Cory Chambers steps into the spotlight

City Hotel mandolinist embraces jazz guitar side

MOST PEOPLE would know Cory Chambers as the mandolin player for the long-running local bluegrass band City Hotel—a band that has made a significant name for itself over the past several years. The members have also explored solo projects in recent years, stepping outside of their acclaimed group to dip into different musical pools.

Perhaps no solo project is quite as different as Chambers’ solo project, The Cory Chambers Band. It’s a sharp left turn away from bluegrass (and the mandolin, for that matter), and into the world of jazz. It’s not exactly the first gig he’s done with the band, but the group’s upcoming album is a debut in the truest sense of the word after a long period of hibernation from playing live to hone their sound.

“We started out doing bar gigs—like a handful of them. We just kind of decided that it wasn’t what we wanted to do with this project. So we’ve really been just planning for recording for a year,” Chambers tells Connect ahead of the group’s Feb. 29 album release show at the Sentient Bean (which will also feature an opening set from Jacob Evans).

Jazz, as it happens, was Chambers’ first love musically-speaking.

“When I was in middle school, that was my first love listening-wise. It kind of led me to listening to bluegrass, which has a lot of the same improvisation elements,” he says. “I heard about Django Reinhardt through the movie Swing Kids. And then Cab Calloway, Louis Prima—people like that, I was attracted to.”

Chambers explains that he got into mandolin through guitar, after being in bands over the years. That led him to City Hotel, but his love of jazz remained.
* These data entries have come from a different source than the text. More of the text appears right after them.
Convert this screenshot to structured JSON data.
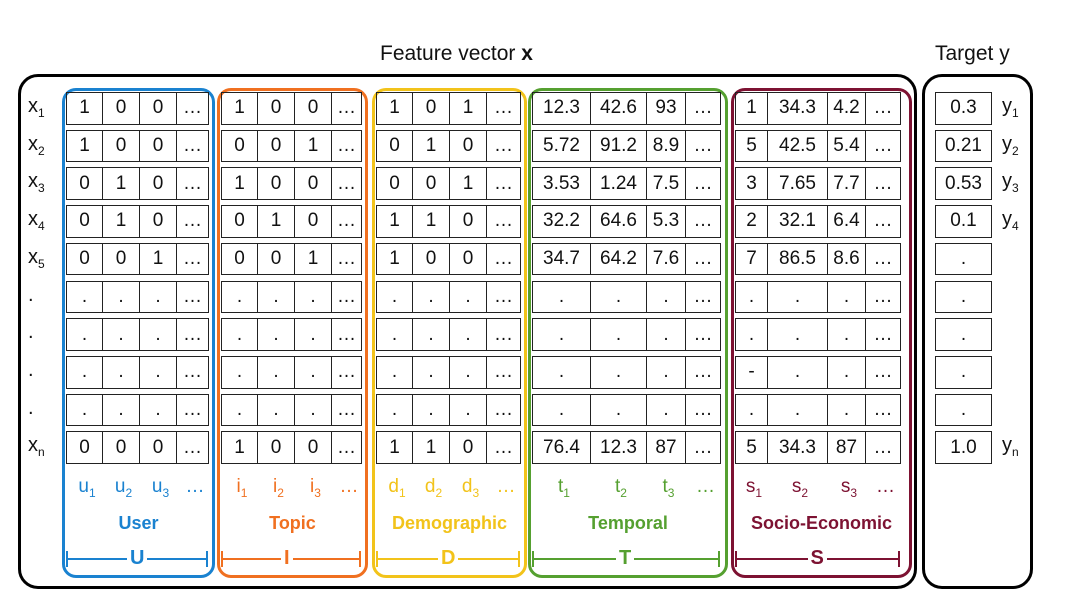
{
  "title": {
    "text": "Feature vector ",
    "bold": "x"
  },
  "target_title": "Target y",
  "colors": {
    "user": "#1a82d0",
    "topic": "#f07020",
    "demographic": "#f2c31a",
    "temporal": "#55a030",
    "socio": "#7d1232",
    "outer": "#000000"
  },
  "row_labels": [
    {
      "base": "x",
      "sub": "1"
    },
    {
      "base": "x",
      "sub": "2"
    },
    {
      "base": "x",
      "sub": "3"
    },
    {
      "base": "x",
      "sub": "4"
    },
    {
      "base": "x",
      "sub": "5"
    },
    {
      "base": ".",
      "sub": ""
    },
    {
      "base": ".",
      "sub": ""
    },
    {
      "base": ".",
      "sub": ""
    },
    {
      "base": ".",
      "sub": ""
    },
    {
      "base": "x",
      "sub": "n"
    }
  ],
  "groups": [
    {
      "key": "user",
      "name": "User",
      "letter": "U",
      "labels": [
        {
          "base": "u",
          "sub": "1"
        },
        {
          "base": "u",
          "sub": "2"
        },
        {
          "base": "u",
          "sub": "3"
        },
        {
          "base": "…",
          "sub": ""
        }
      ],
      "rows": [
        [
          "1",
          "0",
          "0",
          "…"
        ],
        [
          "1",
          "0",
          "0",
          "…"
        ],
        [
          "0",
          "1",
          "0",
          "…"
        ],
        [
          "0",
          "1",
          "0",
          "…"
        ],
        [
          "0",
          "0",
          "1",
          "…"
        ],
        [
          ".",
          ".",
          ".",
          "…"
        ],
        [
          ".",
          ".",
          ".",
          "…"
        ],
        [
          ".",
          ".",
          ".",
          "…"
        ],
        [
          ".",
          ".",
          ".",
          "…"
        ],
        [
          "0",
          "0",
          "0",
          "…"
        ]
      ]
    },
    {
      "key": "topic",
      "name": "Topic",
      "letter": "I",
      "labels": [
        {
          "base": "i",
          "sub": "1"
        },
        {
          "base": "i",
          "sub": "2"
        },
        {
          "base": "i",
          "sub": "3"
        },
        {
          "base": "…",
          "sub": ""
        }
      ],
      "rows": [
        [
          "1",
          "0",
          "0",
          "…"
        ],
        [
          "0",
          "0",
          "1",
          "…"
        ],
        [
          "1",
          "0",
          "0",
          "…"
        ],
        [
          "0",
          "1",
          "0",
          "…"
        ],
        [
          "0",
          "0",
          "1",
          "…"
        ],
        [
          ".",
          ".",
          ".",
          "…"
        ],
        [
          ".",
          ".",
          ".",
          "…"
        ],
        [
          ".",
          ".",
          ".",
          "…"
        ],
        [
          ".",
          ".",
          ".",
          "…"
        ],
        [
          "1",
          "0",
          "0",
          "…"
        ]
      ]
    },
    {
      "key": "demographic",
      "name": "Demographic",
      "letter": "D",
      "labels": [
        {
          "base": "d",
          "sub": "1"
        },
        {
          "base": "d",
          "sub": "2"
        },
        {
          "base": "d",
          "sub": "3"
        },
        {
          "base": "…",
          "sub": ""
        }
      ],
      "rows": [
        [
          "1",
          "0",
          "1",
          "…"
        ],
        [
          "0",
          "1",
          "0",
          "…"
        ],
        [
          "0",
          "0",
          "1",
          "…"
        ],
        [
          "1",
          "1",
          "0",
          "…"
        ],
        [
          "1",
          "0",
          "0",
          "…"
        ],
        [
          ".",
          ".",
          ".",
          "…"
        ],
        [
          ".",
          ".",
          ".",
          "…"
        ],
        [
          ".",
          ".",
          ".",
          "…"
        ],
        [
          ".",
          ".",
          ".",
          "…"
        ],
        [
          "1",
          "1",
          "0",
          "…"
        ]
      ]
    },
    {
      "key": "temporal",
      "name": "Temporal",
      "letter": "T",
      "labels": [
        {
          "base": "t",
          "sub": "1"
        },
        {
          "base": "t",
          "sub": "2"
        },
        {
          "base": "t",
          "sub": "3"
        },
        {
          "base": "…",
          "sub": ""
        }
      ],
      "rows": [
        [
          "12.3",
          "42.6",
          "93",
          "…"
        ],
        [
          "5.72",
          "91.2",
          "8.9",
          "…"
        ],
        [
          "3.53",
          "1.24",
          "7.5",
          "…"
        ],
        [
          "32.2",
          "64.6",
          "5.3",
          "…"
        ],
        [
          "34.7",
          "64.2",
          "7.6",
          "…"
        ],
        [
          ".",
          ".",
          ".",
          "…"
        ],
        [
          ".",
          ".",
          ".",
          "…"
        ],
        [
          ".",
          ".",
          ".",
          "…"
        ],
        [
          ".",
          ".",
          ".",
          "…"
        ],
        [
          "76.4",
          "12.3",
          "87",
          "…"
        ]
      ]
    },
    {
      "key": "socio",
      "name": "Socio-Economic",
      "letter": "S",
      "labels": [
        {
          "base": "s",
          "sub": "1"
        },
        {
          "base": "s",
          "sub": "2"
        },
        {
          "base": "s",
          "sub": "3"
        },
        {
          "base": "…",
          "sub": ""
        }
      ],
      "rows": [
        [
          "1",
          "34.3",
          "4.2",
          "…"
        ],
        [
          "5",
          "42.5",
          "5.4",
          "…"
        ],
        [
          "3",
          "7.65",
          "7.7",
          "…"
        ],
        [
          "2",
          "32.1",
          "6.4",
          "…"
        ],
        [
          "7",
          "86.5",
          "8.6",
          "…"
        ],
        [
          ".",
          ".",
          ".",
          "…"
        ],
        [
          ".",
          ".",
          ".",
          "…"
        ],
        [
          "-",
          ".",
          ".",
          "…"
        ],
        [
          ".",
          ".",
          ".",
          "…"
        ],
        [
          "5",
          "34.3",
          "87",
          "…"
        ]
      ]
    }
  ],
  "targets": [
    {
      "value": "0.3",
      "label": {
        "base": "y",
        "sub": "1"
      }
    },
    {
      "value": "0.21",
      "label": {
        "base": "y",
        "sub": "2"
      }
    },
    {
      "value": "0.53",
      "label": {
        "base": "y",
        "sub": "3"
      }
    },
    {
      "value": "0.1",
      "label": {
        "base": "y",
        "sub": "4"
      }
    },
    {
      "value": ".",
      "label": null
    },
    {
      "value": ".",
      "label": null
    },
    {
      "value": ".",
      "label": null
    },
    {
      "value": ".",
      "label": null
    },
    {
      "value": ".",
      "label": null
    },
    {
      "value": "1.0",
      "label": {
        "base": "y",
        "sub": "n"
      }
    }
  ]
}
When it came time to take the Cory Chambers Band into the studio, he and his band—which includes Kirk Lee on trumpet, Amy Drew on clarinet, Ira Miller on percussion, and Anthony Teixeira on bass—focused on honing the songs in pre-production before tracking at Elevated Basement.
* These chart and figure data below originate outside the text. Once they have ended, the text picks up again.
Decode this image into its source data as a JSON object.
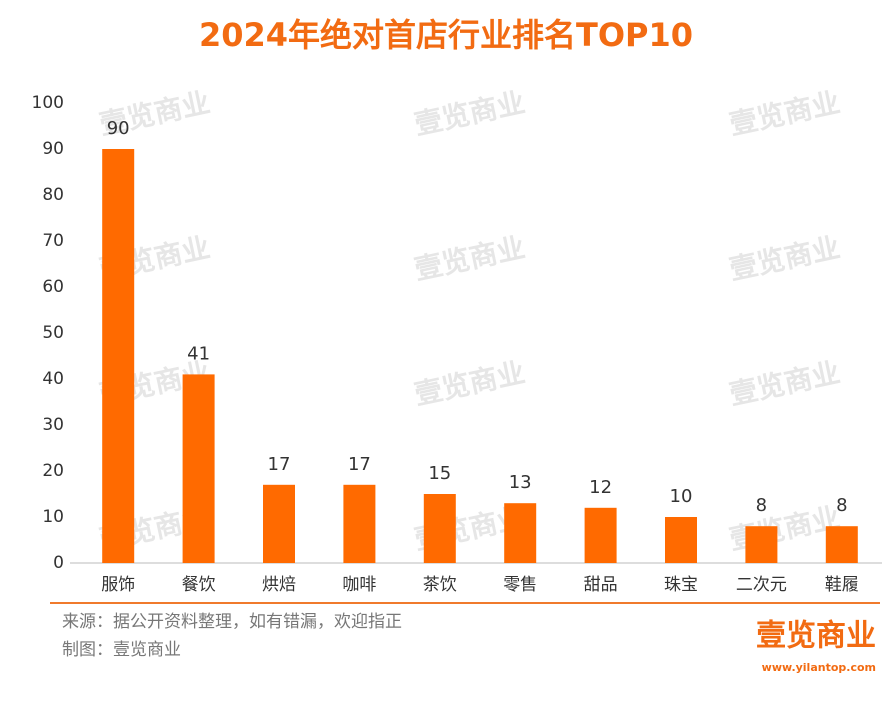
{
  "chart_data": {
    "type": "bar",
    "title": "2024年绝对首店行业排名TOP10",
    "categories": [
      "服饰",
      "餐饮",
      "烘焙",
      "咖啡",
      "茶饮",
      "零售",
      "甜品",
      "珠宝",
      "二次元",
      "鞋履"
    ],
    "values": [
      90,
      41,
      17,
      17,
      15,
      13,
      12,
      10,
      8,
      8
    ],
    "color": "#ff6a00",
    "ylim": [
      0,
      100
    ],
    "yticks": [
      0,
      10,
      20,
      30,
      40,
      50,
      60,
      70,
      80,
      90,
      100
    ],
    "grid": false
  },
  "footer": {
    "source": "来源：据公开资料整理，如有错漏，欢迎指正",
    "maker": "制图：壹览商业",
    "logo": "壹览商业",
    "url": "www.yilantop.com"
  },
  "watermark": "壹览商业"
}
“[Sonically], it was definitely an open-ended process,” he says of the recording process. “Kevin Rose, and Shane Baldwin who’s also at Elevated, they’re both really good at getting what you’re going for almost immediately. They know how to sense that and then get a sound going.”
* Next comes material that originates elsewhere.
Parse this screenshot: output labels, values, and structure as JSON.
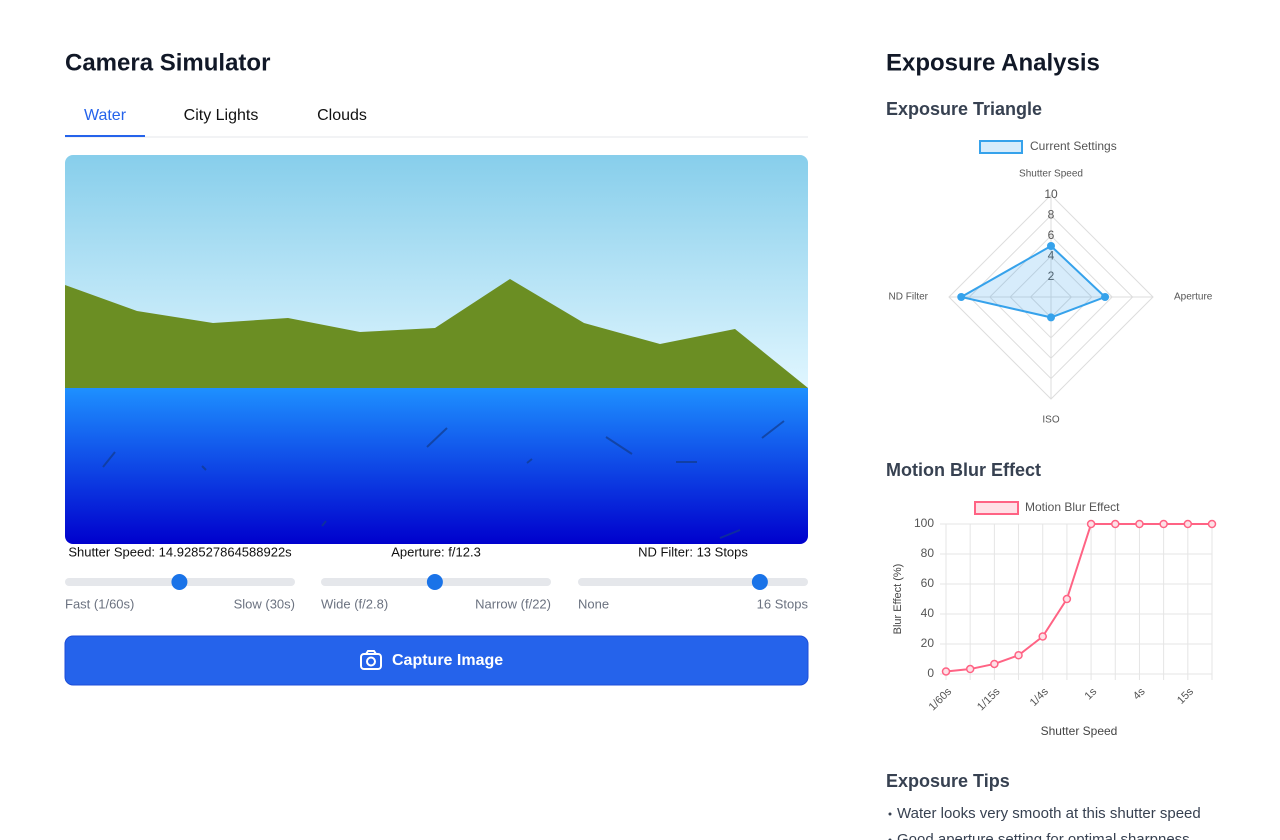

Chambers makes sure to note that Miller was instrumental in getting this band in the studio to record.

“I think we would’ve done an album, but probably would’ve started the process now,” Chambers admits. “He called me in December of 2018 and he was moving to Pennsylvania, and said, ‘Before I go, I want to make an album with this band.’”

For a lot of first-time recording projects, it can be hard to see clearly if things are really clicking. In Chambers’ case, spending the better part of a year working out the songs eliminated that concern.

“There are parts where it felt like everything clicked, and then there are parts of the process that I would’ve done differently,” he says. “It’s been a totally different experience. City Hotel has three albums out, and we’re such a comfortable team now. It was a whole different thing doing it myself and figuring stuff out. It’s been a learning experience.”

Being in bands for years, it’s easy enough for Chambers to let things live as a moment in time, rather than painstakingly try to make everything “perfect” in the studio—which is something that can take the soul out of a performance.

“That’s the way I learned how to do things, by just doing it and putting myself out there,” he says. “This album is a great document of where we are.”